The pair’s first song, Cheveux Longs, was a hit for the beatnik singer Benjamin, but something about his vocals on another of their compositions – Et Moi Et Moi Et Moi – didn’t quite cut it. Dutronc stepped into the recording booth and a star was born. On the Et Moi Et Moi Et Moi EP, he also released J’ai Mis un Tigre dans Ma Guitare (“I put a tiger in my guitar”), Mini Mini Mini, and the stomping, euphoric Les Gens Sont Fous, Les Temps Sont Flous (“The people are crazy, the times are blurry”), an immaculate introduction from pop’s immaculate new grand fromage.

Dutronc was impossibly handsome and suave, emoting in the boulevardier style to keep the mums on side, with just enough Dylanisms (shaggy fringe, chattery, circumlocutory rapping) to make him positively au courant. His genial vocal style over fainéant garage grooves twinned with Lanzmann’s smart, sardonic lyrics propelled him into the big league with his first solo release. Within months he’d had two more big hits, with Les Play Boys – based on Lanzmann’s experiences at Lui, it spent six weeks at No 1 and sold 600,000 copies – and the comical Les Cactus (“The whole world is a cactus / It’s impossible to sit down”).

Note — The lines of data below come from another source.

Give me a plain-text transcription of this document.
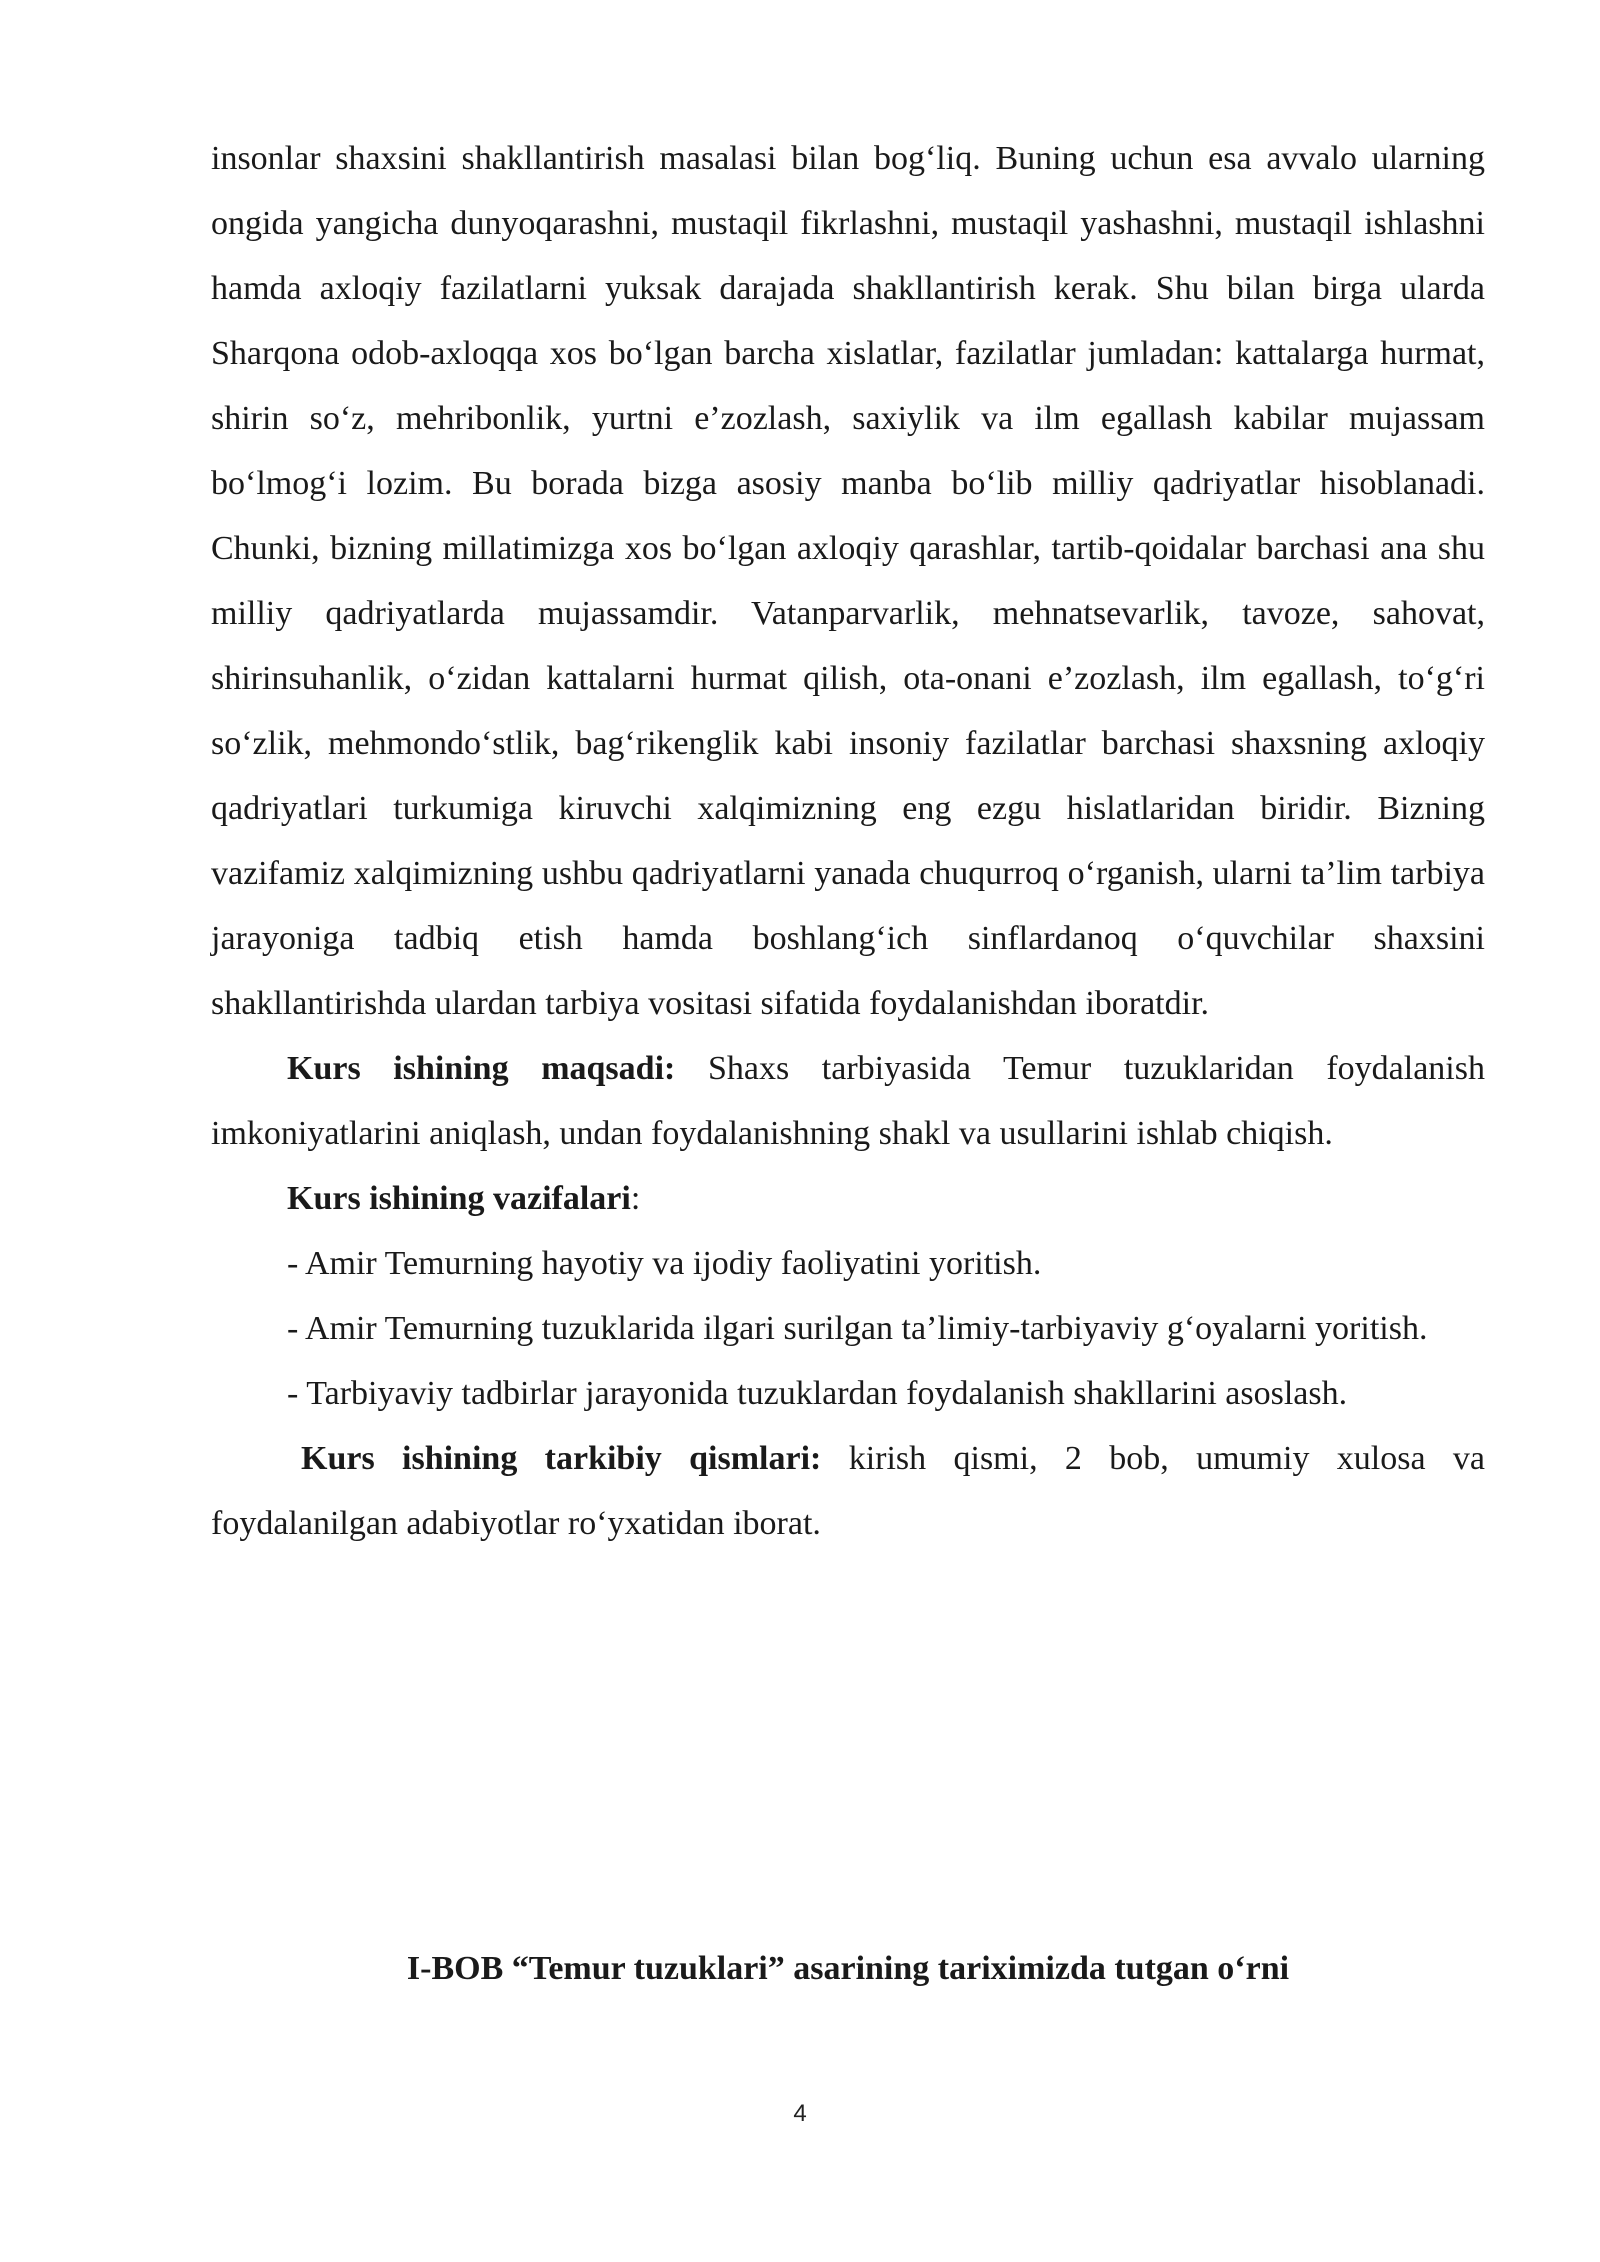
insonlar shaxsini shakllantirish masalasi bilan bog‘liq. Buning uchun esa avvalo ularning ongida yangicha dunyoqarashni, mustaqil fikrlashni, mustaqil yashashni, mustaqil ishlashni hamda axloqiy fazilatlarni yuksak darajada shakllantirish kerak. Shu bilan birga ularda Sharqona odob-axloqqa xos bo‘lgan barcha xislatlar, fazilatlar jumladan: kattalarga hurmat, shirin so‘z, mehribonlik, yurtni e’zozlash, saxiylik va ilm egallash kabilar mujassam bo‘lmog‘i lozim. Bu borada bizga asosiy manba bo‘lib milliy qadriyatlar hisoblanadi. Chunki, bizning millatimizga xos bo‘lgan axloqiy qarashlar, tartib-qoidalar barchasi ana shu milliy qadriyatlarda mujassamdir. Vatanparvarlik, mehnatsevarlik, tavoze, sahovat, shirinsuhanlik, o‘zidan kattalarni hurmat qilish, ota-onani e’zozlash, ilm egallash, to‘g‘ri so‘zlik, mehmondo‘stlik, bag‘rikenglik kabi insoniy fazilatlar barchasi shaxsning axloqiy qadriyatlari turkumiga kiruvchi xalqimizning eng ezgu hislatlaridan biridir. Bizning vazifamiz xalqimizning ushbu qadriyatlarni yanada chuqurroq o‘rganish, ularni ta’lim tarbiya jarayoniga tadbiq etish hamda boshlang‘ich sinflardanoq o‘quvchilar shaxsini shakllantirishda ulardan tarbiya vositasi sifatida foydalanishdan iboratdir.

Kurs ishining maqsadi: Shaxs tarbiyasida Temur tuzuklaridan foydalanish imkoniyatlarini aniqlash, undan foydalanishning shakl va usullarini ishlab chiqish.

Kurs ishining vazifalari:

- Amir Temurning hayotiy va ijodiy faoliyatini yoritish.

- Amir Temurning tuzuklarida ilgari surilgan ta’limiy-tarbiyaviy g‘oyalarni yoritish.

- Tarbiyaviy tadbirlar jarayonida tuzuklardan foydalanish shakllarini asoslash.

Kurs ishining tarkibiy qismlari: kirish qismi, 2 bob, umumiy xulosa va foydalanilgan adabiyotlar ro‘yxatidan iborat.

I-BOB “Temur tuzuklari” asarining tariximizda tutgan o‘rni
4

The hits kept coming, and in 1968 he scored another No 1 with Il Est Cinq Heures, Paris s’Éveille (“It’s five o’clock, Paris is waking”), while the album contained Hippie Hippie Hourrah, a biting commentary on weekend hippies with an expansive psychedelic groove. Dutronc continued to have hits – such as L’Arsène in 1971 – but his output became more sporadic as he concentrated on his acting career, with his turn as the titular Sébastien in the French movie Antoine et Sébastien (1974) winning him praise. Dutronc has since been nominated for a number of César awards, and finally won one in 1992 for best actor, playing the title role in Maurice Pialat’s .

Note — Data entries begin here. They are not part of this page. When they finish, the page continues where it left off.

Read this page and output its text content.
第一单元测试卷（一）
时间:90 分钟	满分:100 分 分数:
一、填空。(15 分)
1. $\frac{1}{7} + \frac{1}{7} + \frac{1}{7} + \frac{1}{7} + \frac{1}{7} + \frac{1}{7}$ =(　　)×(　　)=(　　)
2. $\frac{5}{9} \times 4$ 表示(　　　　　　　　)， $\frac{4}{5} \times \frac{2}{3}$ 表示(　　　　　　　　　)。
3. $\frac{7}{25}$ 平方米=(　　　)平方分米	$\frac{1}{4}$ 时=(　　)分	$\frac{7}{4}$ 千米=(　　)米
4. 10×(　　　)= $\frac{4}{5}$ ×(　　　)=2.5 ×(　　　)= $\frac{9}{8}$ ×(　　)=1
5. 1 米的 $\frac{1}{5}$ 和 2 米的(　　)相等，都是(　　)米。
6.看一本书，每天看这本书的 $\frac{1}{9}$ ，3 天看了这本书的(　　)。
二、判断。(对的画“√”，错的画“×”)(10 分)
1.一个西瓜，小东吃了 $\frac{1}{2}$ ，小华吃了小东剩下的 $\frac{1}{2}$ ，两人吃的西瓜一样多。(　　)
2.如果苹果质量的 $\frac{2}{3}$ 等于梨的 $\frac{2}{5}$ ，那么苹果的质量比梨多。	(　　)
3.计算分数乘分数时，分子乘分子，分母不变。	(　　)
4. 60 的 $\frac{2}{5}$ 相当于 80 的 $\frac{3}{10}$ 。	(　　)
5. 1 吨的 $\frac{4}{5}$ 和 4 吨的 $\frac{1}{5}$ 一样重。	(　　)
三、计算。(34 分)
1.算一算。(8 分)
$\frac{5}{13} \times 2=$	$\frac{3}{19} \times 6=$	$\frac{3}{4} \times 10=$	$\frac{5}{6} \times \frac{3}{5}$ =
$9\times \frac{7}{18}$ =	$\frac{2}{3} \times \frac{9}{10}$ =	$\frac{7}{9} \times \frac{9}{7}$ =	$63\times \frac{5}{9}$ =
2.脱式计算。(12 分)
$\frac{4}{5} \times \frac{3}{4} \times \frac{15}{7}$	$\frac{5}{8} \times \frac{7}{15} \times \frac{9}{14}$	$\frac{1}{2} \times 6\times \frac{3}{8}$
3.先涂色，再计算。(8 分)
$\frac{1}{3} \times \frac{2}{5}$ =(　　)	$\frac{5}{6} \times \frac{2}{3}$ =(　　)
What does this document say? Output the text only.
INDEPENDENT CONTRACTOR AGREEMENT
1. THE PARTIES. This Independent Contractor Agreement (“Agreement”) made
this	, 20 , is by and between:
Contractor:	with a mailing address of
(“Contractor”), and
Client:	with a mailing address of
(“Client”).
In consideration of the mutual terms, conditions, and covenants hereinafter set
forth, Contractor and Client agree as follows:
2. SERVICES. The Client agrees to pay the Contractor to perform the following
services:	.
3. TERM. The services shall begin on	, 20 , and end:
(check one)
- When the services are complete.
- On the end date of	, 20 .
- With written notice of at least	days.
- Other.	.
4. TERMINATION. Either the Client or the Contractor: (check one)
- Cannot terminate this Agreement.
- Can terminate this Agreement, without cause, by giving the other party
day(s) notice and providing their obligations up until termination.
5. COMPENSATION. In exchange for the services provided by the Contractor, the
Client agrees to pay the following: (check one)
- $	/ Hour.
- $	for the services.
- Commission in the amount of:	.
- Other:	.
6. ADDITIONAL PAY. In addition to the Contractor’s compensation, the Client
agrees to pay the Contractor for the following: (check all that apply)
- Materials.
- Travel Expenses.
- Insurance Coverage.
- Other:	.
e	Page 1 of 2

After a five-year break from recording, he released Guerre et Pets in 1980, written mostly with drinking buddy Serge Gainsbourg (the title translates as War and Farts; it was Dutronc’s eighth album and the first not to be called Jacques Dutronc). Lanzmann had started on writing sessions for the record, but soon backed out, put off by the new team dynamic. He would work with Dutronc again but not for a number of years. The album is a mixed bag with a couple of decent tracks, including opener L’Hymne à l’Amour (Moi l’Nœud), which was controversial because of its ironic use of racial pejoratives. There’s also one curio, an alacritous electronic rendering of Le Temp de l’Amour, an indication that Dutronc had musically come full circle.

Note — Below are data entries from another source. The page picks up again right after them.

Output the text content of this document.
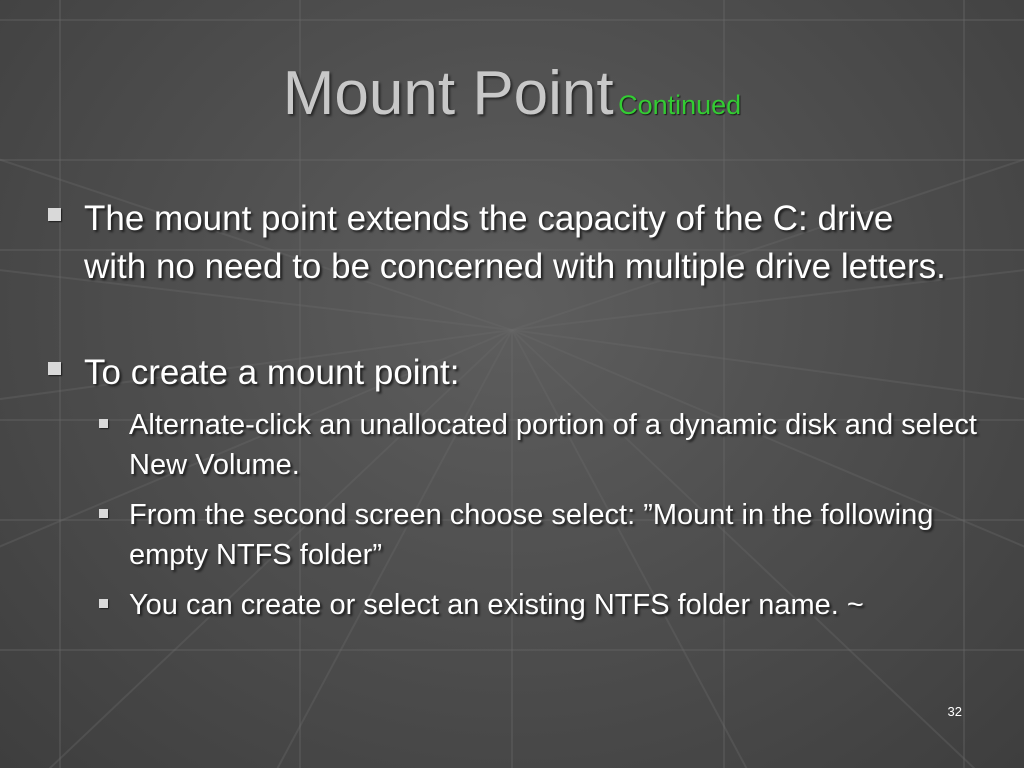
Mount Point Continued
The mount point extends the capacity of the C: drive with no need to be concerned with multiple drive letters.
To create a mount point:
Alternate-click an unallocated portion of a dynamic disk and select New Volume.
From the second screen choose select: ”Mount in the following empty NTFS folder”
You can create or select an existing NTFS folder name. ~
32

Certainly there are few remarkable moments in the catalogue post-1980, but those early flourishes in the 60s still sound as impudent and fresh and full of joie de vivre as they surely did on their release half a century ago. In France, Dutronc is as synonymous with that decade as les Beatles and la mini-jupe, while in territories elsewhere his cigar-chomping visage is the true embodiment of French pop at its most chic.